Gerald Ford was the first President to openly acknowledge his use of the autopen.

On May 26, 2011, Mr. Obama became the first President to use an autopen to sign a bill into law.

While visiting France, Mr. Obama authorised the use of an autopen to create his signature which signed into law an extension of three key provisions of the USA PATRIOT Act. Republicans have opposed the use of autopen by Mr. Obama, questioning its constitutional validity.

The White House has, however, defended the use of autopen.

(5) RBI panel for tough measures

The Reserve Bank of India (RBI), in its bid to curb investments in gold bars and jewellery, has come out with a draft report suggesting revision in gold loan rules and introduction of new gold-backed products, which would bring down India’s gold import bills.

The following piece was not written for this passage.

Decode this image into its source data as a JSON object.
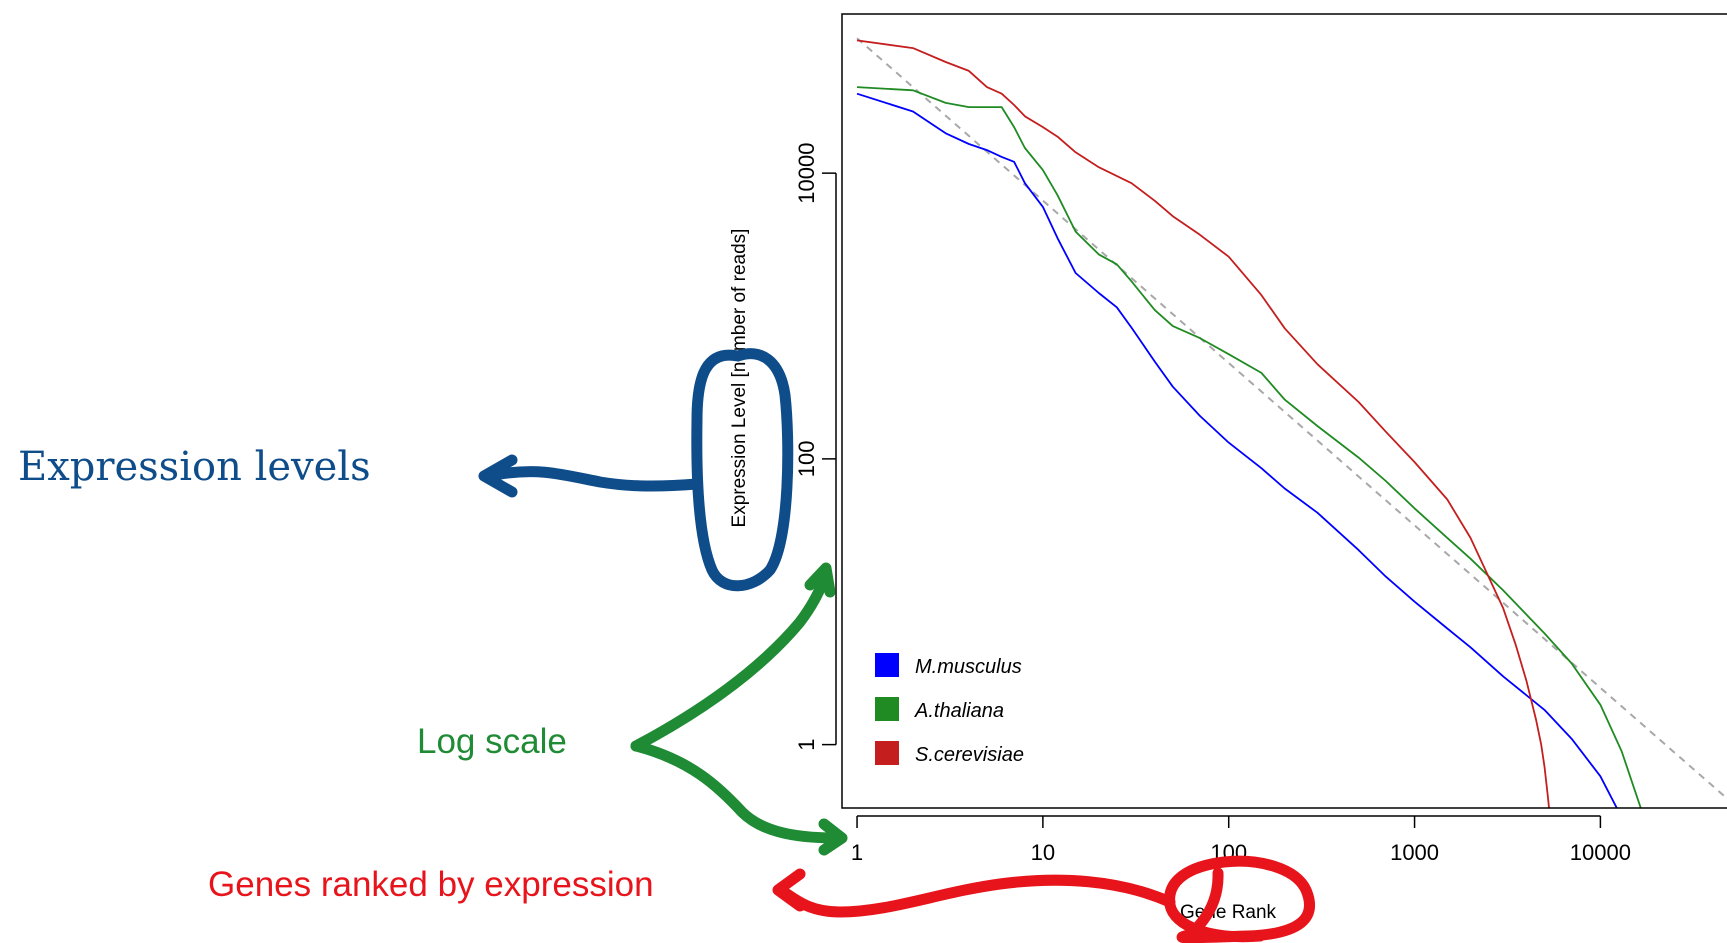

The working group constituted for studying gold and goal loans by Non-Banking Finance Companies (NBFCs), under the chairmanship of KUB Rao, Advisor, Department of Economics and Policy Research has recommended that banks and NBFCs put the pledged gold to productive use and has also recommended tough guidelines for gold loan companies. The RBI has sought comments on the draft report January 18, 2013. Some key recommendations include having banks design innovative financial instruments to provide real returns to investors; conversion of both rural and urban demand for gold into investment in gold-backed financial instruments through dematerialisation of gold, and introduction of tax incentives on instruments that could impound idle gold.

To prevent the mushrooming of gold loan firms, the panel has recommended that activities of gold loan NBFCs be monitored continuously and the interconnectedness of gold loan NBFCs with the formal financial system be reduced gradually. It has also suggested measures to review the current guidelines pertaining to gold loan NBFCs raising resources through NCDs.

It has also mooted the idea of thoroughly reviewing operational practices followed by gold loans NBFCs. The Working Group was assigned with the task of studying whether large gold imports of India are a threat to external stability. It was asked, among other things, to study the recent trends in gold loans extended by large gold loan NBFCs and see whether there are any systemic stability issues. The report, however, has outlined that there was no systemic implications in the financial system because of gold loan NBFCs. Also the report outlines that there is no risk to gold loan companies because of various factors such as volatility in prices of the gold, sources of funds, capital adequacy and asset quality.